Lea Popovičová

Personal information
- Born: 23 December 2007 (age 18) Prešov, Slovakia
- Height: 1.72 m (5 ft 8 in)
- Weight: 61 kg (134 lb)

Sport
- Country: Slovakia
- Sport: Speed skating
- Events: 500m, 1000m, 1500 m

= Lea Popovičová =

Slovak speed skater (born 2007)

Lea Popovičová (born 23 December 2007) is a Slovak speed skater who competes in short track.

==Biography==
Lea Popovičová was born on 23 December 2007 in Prešov.
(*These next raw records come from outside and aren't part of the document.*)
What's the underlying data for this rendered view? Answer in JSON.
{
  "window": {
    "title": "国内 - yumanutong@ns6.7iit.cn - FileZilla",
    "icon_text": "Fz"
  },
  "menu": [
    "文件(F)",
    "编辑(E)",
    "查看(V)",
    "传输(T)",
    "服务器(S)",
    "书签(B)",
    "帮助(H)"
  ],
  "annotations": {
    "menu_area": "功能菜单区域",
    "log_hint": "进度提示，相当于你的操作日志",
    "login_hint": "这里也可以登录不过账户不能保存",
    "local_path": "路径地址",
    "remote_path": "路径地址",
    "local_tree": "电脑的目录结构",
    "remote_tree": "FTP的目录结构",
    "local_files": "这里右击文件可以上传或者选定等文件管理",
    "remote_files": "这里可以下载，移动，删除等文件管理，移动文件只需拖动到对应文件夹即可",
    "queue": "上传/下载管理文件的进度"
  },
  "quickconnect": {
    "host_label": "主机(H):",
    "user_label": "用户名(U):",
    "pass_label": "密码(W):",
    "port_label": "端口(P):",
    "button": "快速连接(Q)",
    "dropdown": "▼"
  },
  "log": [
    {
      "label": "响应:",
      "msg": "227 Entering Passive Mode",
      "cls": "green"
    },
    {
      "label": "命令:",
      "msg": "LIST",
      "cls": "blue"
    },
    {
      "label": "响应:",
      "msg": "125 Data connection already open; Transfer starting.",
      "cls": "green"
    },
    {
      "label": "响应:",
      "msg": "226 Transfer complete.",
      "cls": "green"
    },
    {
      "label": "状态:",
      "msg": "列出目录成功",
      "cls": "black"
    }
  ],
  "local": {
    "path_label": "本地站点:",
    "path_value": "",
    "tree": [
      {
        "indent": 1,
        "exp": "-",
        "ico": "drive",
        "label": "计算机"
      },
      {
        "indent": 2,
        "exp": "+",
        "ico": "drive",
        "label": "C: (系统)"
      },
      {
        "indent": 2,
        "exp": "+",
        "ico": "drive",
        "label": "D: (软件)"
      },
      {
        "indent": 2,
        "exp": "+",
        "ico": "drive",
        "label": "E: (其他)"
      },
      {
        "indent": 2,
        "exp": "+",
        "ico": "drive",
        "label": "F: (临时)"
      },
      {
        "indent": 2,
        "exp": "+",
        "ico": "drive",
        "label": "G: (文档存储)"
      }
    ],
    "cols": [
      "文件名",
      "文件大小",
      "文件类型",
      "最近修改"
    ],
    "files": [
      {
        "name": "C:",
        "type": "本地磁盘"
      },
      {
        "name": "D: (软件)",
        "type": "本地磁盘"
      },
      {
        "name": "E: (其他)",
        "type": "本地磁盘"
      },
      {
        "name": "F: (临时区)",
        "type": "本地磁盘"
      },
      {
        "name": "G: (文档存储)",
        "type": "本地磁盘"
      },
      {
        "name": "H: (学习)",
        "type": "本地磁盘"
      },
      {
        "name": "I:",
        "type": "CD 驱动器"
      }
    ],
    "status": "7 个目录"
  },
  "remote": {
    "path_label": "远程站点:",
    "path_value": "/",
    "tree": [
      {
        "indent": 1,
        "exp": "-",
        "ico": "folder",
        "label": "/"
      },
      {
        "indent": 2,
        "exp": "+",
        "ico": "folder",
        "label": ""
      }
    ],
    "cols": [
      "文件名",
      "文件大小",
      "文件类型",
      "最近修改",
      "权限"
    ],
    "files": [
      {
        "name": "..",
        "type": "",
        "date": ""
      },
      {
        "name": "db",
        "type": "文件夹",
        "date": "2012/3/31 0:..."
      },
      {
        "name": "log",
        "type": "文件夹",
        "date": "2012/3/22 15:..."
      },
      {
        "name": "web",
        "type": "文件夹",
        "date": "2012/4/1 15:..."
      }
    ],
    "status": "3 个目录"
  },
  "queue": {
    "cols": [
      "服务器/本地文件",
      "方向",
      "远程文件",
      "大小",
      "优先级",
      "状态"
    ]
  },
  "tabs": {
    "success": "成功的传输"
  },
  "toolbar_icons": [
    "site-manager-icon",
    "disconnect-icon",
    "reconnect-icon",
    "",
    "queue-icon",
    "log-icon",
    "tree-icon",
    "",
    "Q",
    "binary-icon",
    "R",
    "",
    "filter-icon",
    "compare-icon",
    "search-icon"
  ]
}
She started skating at the age of 8. She studies at a gymnasium in Prešov, where she was supposed to graduate in 2026, but opted to delay her graduation by one year due to participation at the Olympics.

===Career===
In 2023, Popovičová qualified for the 1500m short-track finals at the 2023 European Youth Olympic Winter Festival in Friuli, Italy, eventually placing sixth.

In 2024, Popovičová placed 15th in 1500m short-track at the 2024 Winter Youth Olympics in the Gangwon Province, South Korea.

On 21 January 2026, the Slovak Speedskating Association chose Popovičová to represent Slovakia at the 2026 Winter Olympics over Tamara Tokárová, on account of Popovičová's better overall results.